そんな私の様子に気付いてか、静江さんは言葉を続けてきた。
「私を頼ってくれるのは嬉しい。嬉しいがな、未来の恋女房と仲良くなるのも悪くないものだぞ?」
それは分かっている。分かっているんだ。ピッチャーにとって、キャッチャーとの信頼関係は生命線と言ってもいい。
「敦子」
彼女は諭すような口調で言った。
「秋の大会を覚えてるか? 我が成峰高校は、相手がそこそこの強豪だったとは言え五回コールド負けで一回戦敗退した。完敗だ」
覚えているとも。
まだ記憶に新しい。私はその試合に先発し、十失点で敗戦投手になった。
「だが、前にも言ったように、あれはお前のせいじゃない。私のせいだ。キャッチャーとキャッチャー未満の差だ。たとえ大リーグのピッチャーが高校生相手に投げようとも、キャッチャーが素人なら負けるに決まっている。リードも雑。捕球も雑。配球が適当な上に、あの試合で私は三つも失策を犯した。全て得点に絡んだエラーだ。要するに、私はキャッチャーに向いてなかったのさ」
「でも、冬の間も私の球を受けてくれました」
「捕るだけならな。おかげでエラーは減ったが、それでもリードはからっきしだ。元来、私は考えるのが苦手なんでな」
「でも……」
「でもじゃない。とにかく、本物のキャッチャーってやつに球を受けてもらえ。話はそれからだ」
そう言ったきり、耳を貸してくれなくなった。
悔しかった。何より、静江さんに責任を背負い込ませている自分に腹が立つ。リードがなんだと言っても、打たれたのは私なのに。

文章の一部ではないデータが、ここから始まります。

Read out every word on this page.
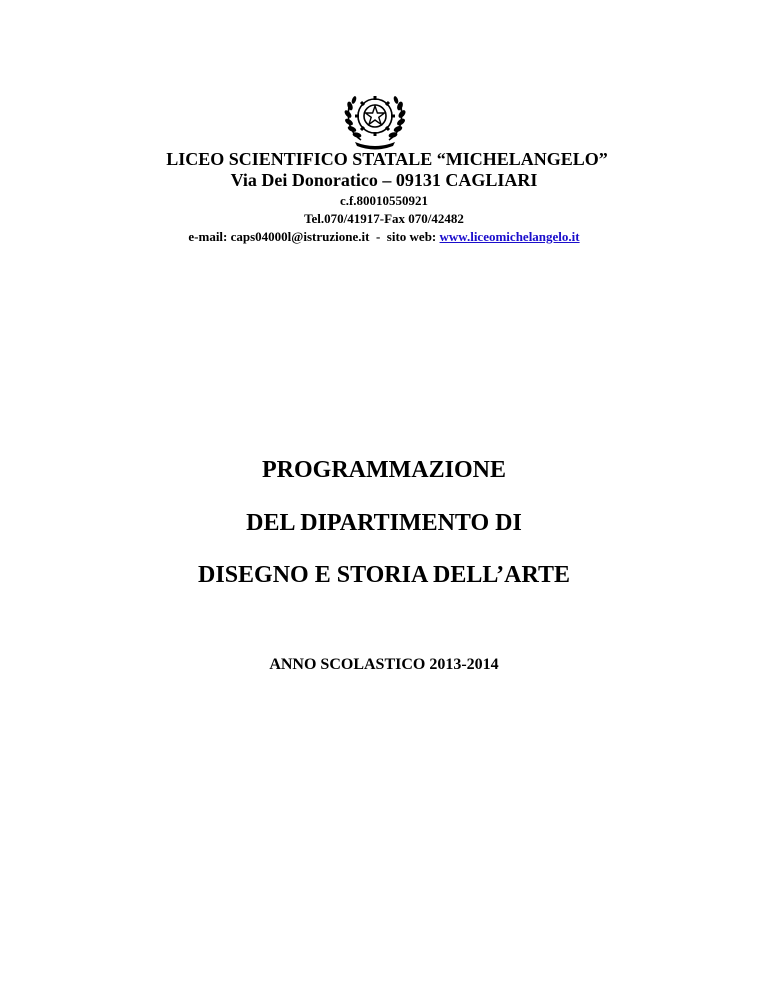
LICEO SCIENTIFICO STATALE “MICHELANGELO”
Via Dei Donoratico – 09131 CAGLIARI
c.f.80010550921
Tel.070/41917-Fax 070/42482
e-mail: caps04000l@istruzione.it  -  sito web: www.liceomichelangelo.it
PROGRAMMAZIONE
DEL DIPARTIMENTO DI
DISEGNO E STORIA DELL’ARTE
ANNO SCOLASTICO 2013-2014
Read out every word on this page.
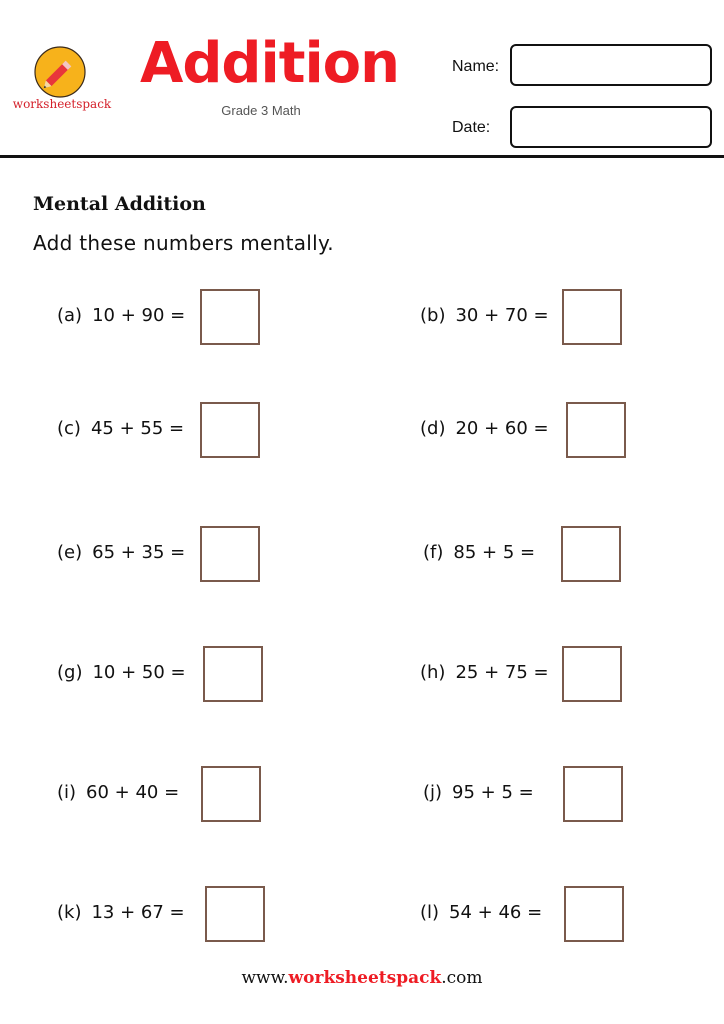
worksheetspack
Addition
Grade 3 Math
Name:
Date:
Mental Addition
Add these numbers mentally.
(a) 10 + 90 =
(c) 45 + 55 =
(e) 65 + 35 =
(g) 10 + 50 =
(i) 60 + 40 =
(k) 13 + 67 =
(b) 30 + 70 =
(d) 20 + 60 =
(f) 85 + 5 =
(h) 25 + 75 =
(j) 95 + 5 =
(l) 54 + 46 =
www.worksheetspack.com
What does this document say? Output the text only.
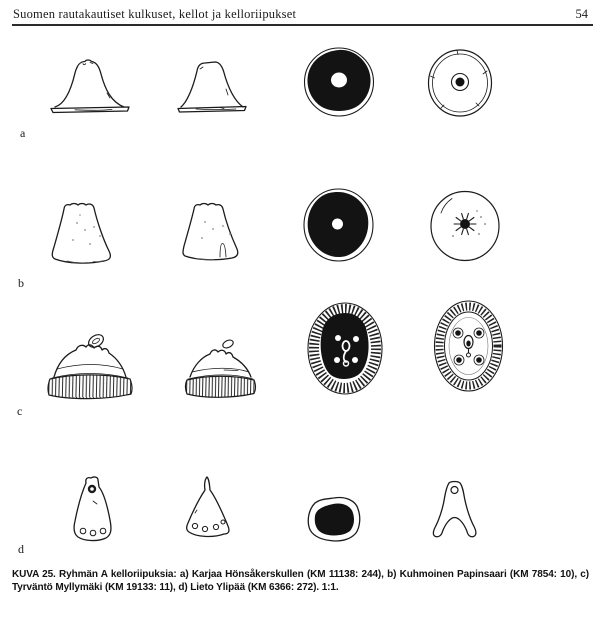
Suomen rautakautiset kulkuset, kellot ja kelloriipukset	54
a
b
c
d

KUVA 25. Ryhmän A kelloriipuksia: a) Karjaa Hönsåkerskullen (KM 11138: 244), b) Kuhmoinen Papinsaari (KM 7854: 10), c) Tyrväntö Myllymäki (KM 19133: 11), d) Lieto Ylipää (KM 6366: 272). 1:1.
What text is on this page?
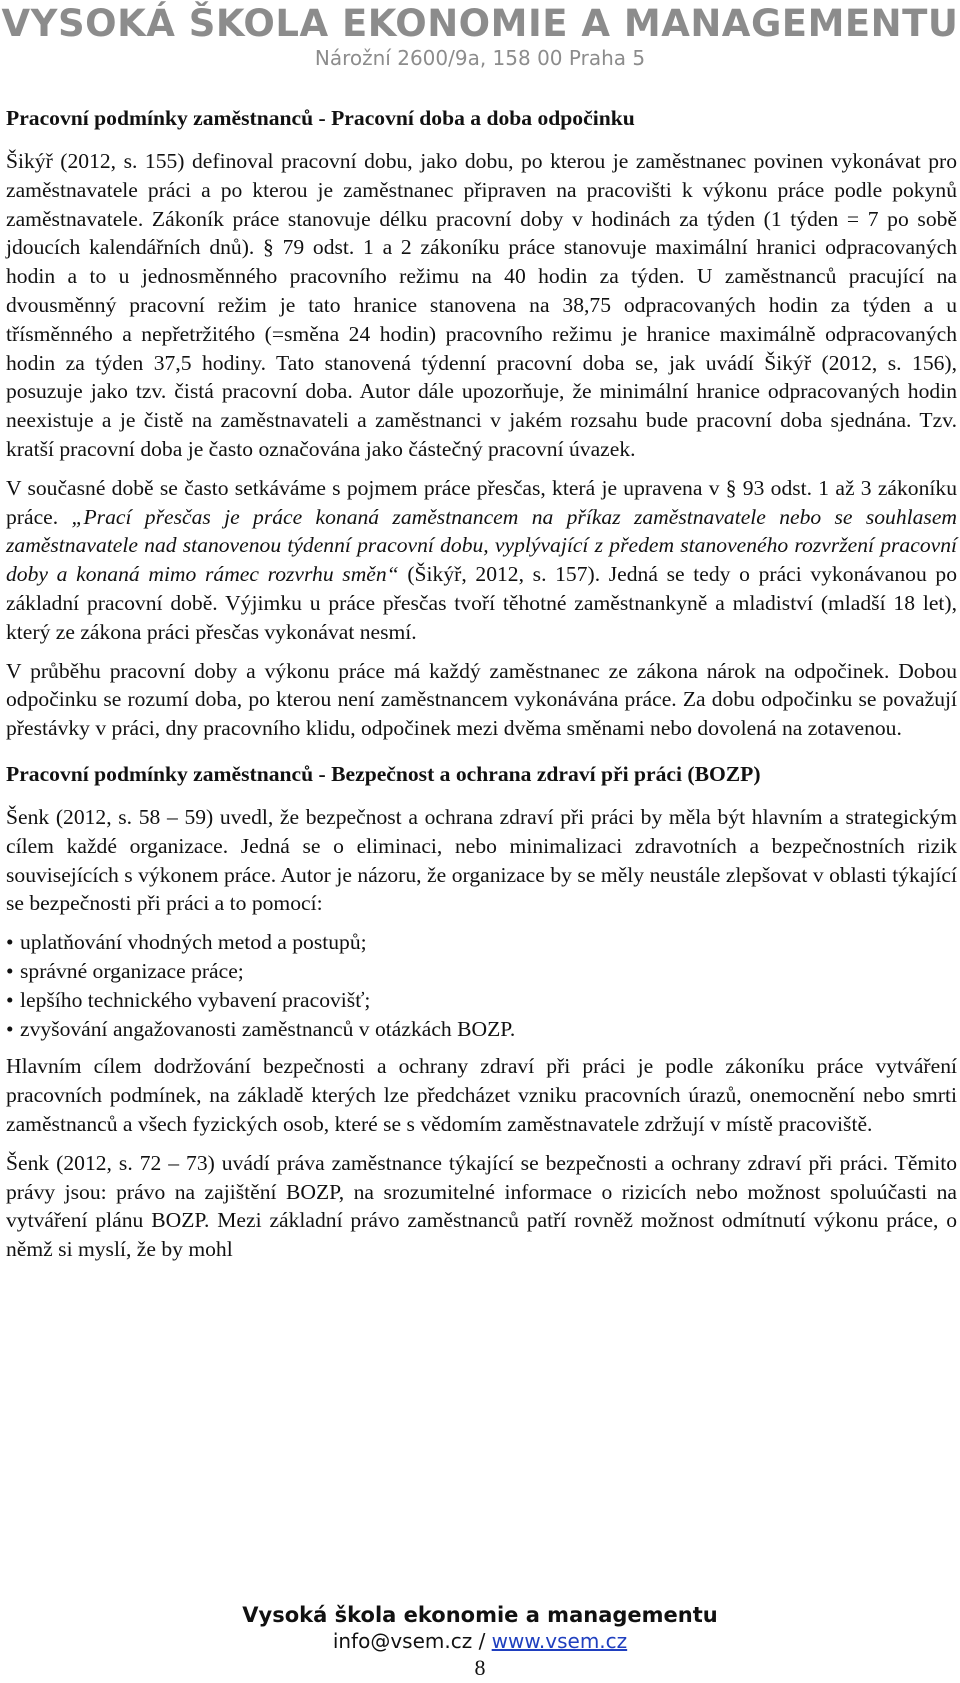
VYSOKÁ ŠKOLA EKONOMIE A MANAGEMENTU
Nárožní 2600/9a, 158 00 Praha 5
Pracovní podmínky zaměstnanců - Pracovní doba a doba odpočinku

Šikýř (2012, s. 155) definoval pracovní dobu, jako dobu, po kterou je zaměstnanec povinen vykonávat pro zaměstnavatele práci a po kterou je zaměstnanec připraven na pracovišti k výkonu práce podle pokynů zaměstnavatele. Zákoník práce stanovuje délku pracovní doby v hodinách za týden (1 týden = 7 po sobě jdoucích kalendářních dnů). § 79 odst. 1 a 2 zákoníku práce stanovuje maximální hranici odpracovaných hodin a to u jednosměnného pracovního režimu na 40 hodin za týden. U zaměstnanců pracující na dvousměnný pracovní režim je tato hranice stanovena na 38,75 odpracovaných hodin za týden a u třísměnného a nepřetržitého (=směna 24 hodin) pracovního režimu je hranice maximálně odpracovaných hodin za týden 37,5 hodiny. Tato stanovená týdenní pracovní doba se, jak uvádí Šikýř (2012, s. 156), posuzuje jako tzv. čistá pracovní doba. Autor dále upozorňuje, že minimální hranice odpracovaných hodin neexistuje a je čistě na zaměstnavateli a zaměstnanci v jakém rozsahu bude pracovní doba sjednána. Tzv. kratší pracovní doba je často označována jako částečný pracovní úvazek.

V současné době se často setkáváme s pojmem práce přesčas, která je upravena v § 93 odst. 1 až 3 zákoníku práce. „Prací přesčas je práce konaná zaměstnancem na příkaz zaměstnavatele nebo se souhlasem zaměstnavatele nad stanovenou týdenní pracovní dobu, vyplývající z předem stanoveného rozvržení pracovní doby a konaná mimo rámec rozvrhu směn“ (Šikýř, 2012, s. 157). Jedná se tedy o práci vykonávanou po základní pracovní době. Výjimku u práce přesčas tvoří těhotné zaměstnankyně a mladiství (mladší 18 let), který ze zákona práci přesčas vykonávat nesmí.

V průběhu pracovní doby a výkonu práce má každý zaměstnanec ze zákona nárok na odpočinek. Dobou odpočinku se rozumí doba, po kterou není zaměstnancem vykonávána práce. Za dobu odpočinku se považují přestávky v práci, dny pracovního klidu, odpočinek mezi dvěma směnami nebo dovolená na zotavenou.

Pracovní podmínky zaměstnanců - Bezpečnost a ochrana zdraví při práci (BOZP)

Šenk (2012, s. 58 – 59) uvedl, že bezpečnost a ochrana zdraví při práci by měla být hlavním a strategickým cílem každé organizace. Jedná se o eliminaci, nebo minimalizaci zdravotních a bezpečnostních rizik souvisejících s výkonem práce. Autor je názoru, že organizace by se měly neustále zlepšovat v oblasti týkající se bezpečnosti při práci a to pomocí:

• uplatňování vhodných metod a postupů;
• správné organizace práce;
• lepšího technického vybavení pracovišť;
• zvyšování angažovanosti zaměstnanců v otázkách BOZP.

Hlavním cílem dodržování bezpečnosti a ochrany zdraví při práci je podle zákoníku práce vytváření pracovních podmínek, na základě kterých lze předcházet vzniku pracovních úrazů, onemocnění nebo smrti zaměstnanců a všech fyzických osob, které se s vědomím zaměstnavatele zdržují v místě pracoviště.

Šenk (2012, s. 72 – 73) uvádí práva zaměstnance týkající se bezpečnosti a ochrany zdraví při práci. Těmito právy jsou: právo na zajištění BOZP, na srozumitelné informace o rizicích nebo možnost spoluúčasti na vytváření plánu BOZP. Mezi základní právo zaměstnanců patří rovněž možnost odmítnutí výkonu práce, o němž si myslí, že by mohl

Vysoká škola ekonomie a managementu
info@vsem.cz / www.vsem.cz
8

心残りはあったが、このままではどうしようもない。私は再び安達奈々のもとに行った。
「分かった。任せといて」
彼女は二つ返事で了解してくれた。
一度は外したミットを付け直し、二人してブルペンに向かう。一応、ちゃんと山になったマウンドぐらいはこの学校にもある。
「ねえ。お願いがあるんだけど」
マスクやプロテクターはいらないのかジャージ姿そのままの状態で座った彼女に、私は一つの頼みごとをした。彼女は少し渋い顔をしつつも了承してくれた。
「速いねー。130は出てる」
「ん」
賛辞とともに投げ返されたボールを受け取った。
ちなみに、測った内では私の最高球速は138キロだ。女子としてはかなり速いと自分でも自覚している。

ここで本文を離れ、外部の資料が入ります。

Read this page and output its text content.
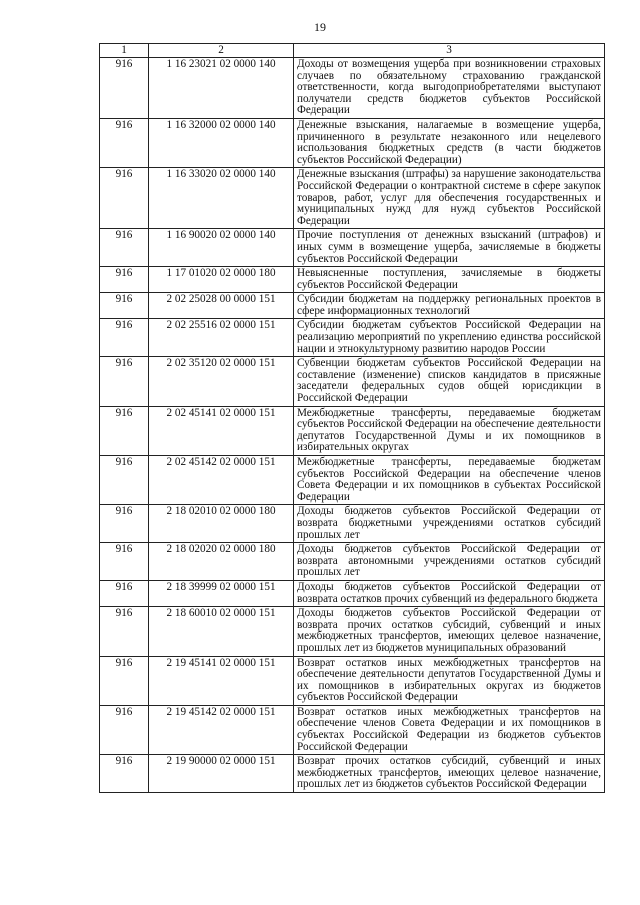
19
1	2	3
916	1 16 23021 02 0000 140	Доходы от возмещения ущерба при возникновении страховых случаев по обязательному страхованию гражданской ответственности, когда выгодоприобретателями выступают получатели средств бюджетов субъектов Российской Федерации
916	1 16 32000 02 0000 140	Денежные взыскания, налагаемые в возмещение ущерба, причиненного в результате незаконного или нецелевого использования бюджетных средств (в части бюджетов субъектов Российской Федерации)
916	1 16 33020 02 0000 140	Денежные взыскания (штрафы) за нарушение законодательства Российской Федерации о контрактной системе в сфере закупок товаров, работ, услуг для обеспечения государственных и муниципальных нужд для нужд субъектов Российской Федерации
916	1 16 90020 02 0000 140	Прочие поступления от денежных взысканий (штрафов) и иных сумм в возмещение ущерба, зачисляемые в бюджеты субъектов Российской Федерации
916	1 17 01020 02 0000 180	Невыясненные поступления, зачисляемые в бюджеты субъектов Российской Федерации
916	2 02 25028 00 0000 151	Субсидии бюджетам на поддержку региональных проектов в сфере информационных технологий
916	2 02 25516 02 0000 151	Субсидии бюджетам субъектов Российской Федерации на реализацию мероприятий по укреплению единства российской нации и этнокультурному развитию народов России
916	2 02 35120 02 0000 151	Субвенции бюджетам субъектов Российской Федерации на составление (изменение) списков кандидатов в присяжные заседатели федеральных судов общей юрисдикции в Российской Федерации
916	2 02 45141 02 0000 151	Межбюджетные трансферты, передаваемые бюджетам субъектов Российской Федерации на обеспечение деятельности депутатов Государственной Думы и их помощников в избирательных округах
916	2 02 45142 02 0000 151	Межбюджетные трансферты, передаваемые бюджетам субъектов Российской Федерации на обеспечение членов Совета Федерации и их помощников в субъектах Российской Федерации
916	2 18 02010 02 0000 180	Доходы бюджетов субъектов Российской Федерации от возврата бюджетными учреждениями остатков субсидий прошлых лет
916	2 18 02020 02 0000 180	Доходы бюджетов субъектов Российской Федерации от возврата автономными учреждениями остатков субсидий прошлых лет
916	2 18 39999 02 0000 151	Доходы бюджетов субъектов Российской Федерации от возврата остатков прочих субвенций из федерального бюджета
916	2 18 60010 02 0000 151	Доходы бюджетов субъектов Российской Федерации от возврата прочих остатков субсидий, субвенций и иных межбюджетных трансфертов, имеющих целевое назначение, прошлых лет из бюджетов муниципальных образований
916	2 19 45141 02 0000 151	Возврат остатков иных межбюджетных трансфертов на обеспечение деятельности депутатов Государственной Думы и их помощников в избирательных округах из бюджетов субъектов Российской Федерации
916	2 19 45142 02 0000 151	Возврат остатков иных межбюджетных трансфертов на обеспечение членов Совета Федерации и их помощников в субъектах Российской Федерации из бюджетов субъектов Российской Федерации
916	2 19 90000 02 0000 151	Возврат прочих остатков субсидий, субвенций и иных межбюджетных трансфертов, имеющих целевое назначение, прошлых лет из бюджетов субъектов Российской Федерации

ストレートを計五十球、そして変化球はカーブから入ってスライダー、シュート、チェンジアップとそれぞれ二十球ずつ、丁寧に投げ込んだ。
その全てを彼女は顔色一つ変えずに捕っていく。
合わせて百球以上の球を投げ終え、私は休憩を取ることにした。ついでに、私の頼みごとを彼女に実行してもらわなければならない。

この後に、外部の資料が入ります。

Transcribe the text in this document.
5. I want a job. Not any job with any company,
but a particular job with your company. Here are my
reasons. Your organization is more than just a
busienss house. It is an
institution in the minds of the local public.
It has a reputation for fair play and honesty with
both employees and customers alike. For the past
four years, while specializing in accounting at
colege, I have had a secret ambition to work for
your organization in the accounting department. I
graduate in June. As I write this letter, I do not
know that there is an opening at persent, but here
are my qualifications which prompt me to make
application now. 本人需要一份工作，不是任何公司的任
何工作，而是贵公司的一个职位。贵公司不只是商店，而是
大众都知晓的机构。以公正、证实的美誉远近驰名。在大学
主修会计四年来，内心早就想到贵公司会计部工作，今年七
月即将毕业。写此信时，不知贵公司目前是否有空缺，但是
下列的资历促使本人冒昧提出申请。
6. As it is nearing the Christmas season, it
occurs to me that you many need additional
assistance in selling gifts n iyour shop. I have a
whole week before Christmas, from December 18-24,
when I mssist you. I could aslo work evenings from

私の頼みごととは、「なぜ私は打たれたのか教えて欲しい」だ。
あの秋の大会、なぜ私はあそこまで打たれたのか。その試合のことを事前に説明して、そして私の投球を見た上で、彼女にその答えを求めたのだ。
「そうだね。正直に言って、あっちゃんの実力は女子離れしてるよ。いい意味でね。というか、同学年の男子と比べても並以上だし、強豪相手にも十分通用すると思う」
「それは……自覚してる。あとあっちゃん言うな」
天才野球少女。
中学三年、県大会で優勝した時のエースだった私につけられたキャッチフレーズだ。
ストレートは男子並に速く、変化球も多彩。新聞やらで少し取り上げられ、その後名門私立からお呼びがかかったりもしたが、家庭の事情でパスして今ここにいる。
環境は良くないが、我ながら野球の才能には恵まれていると思う。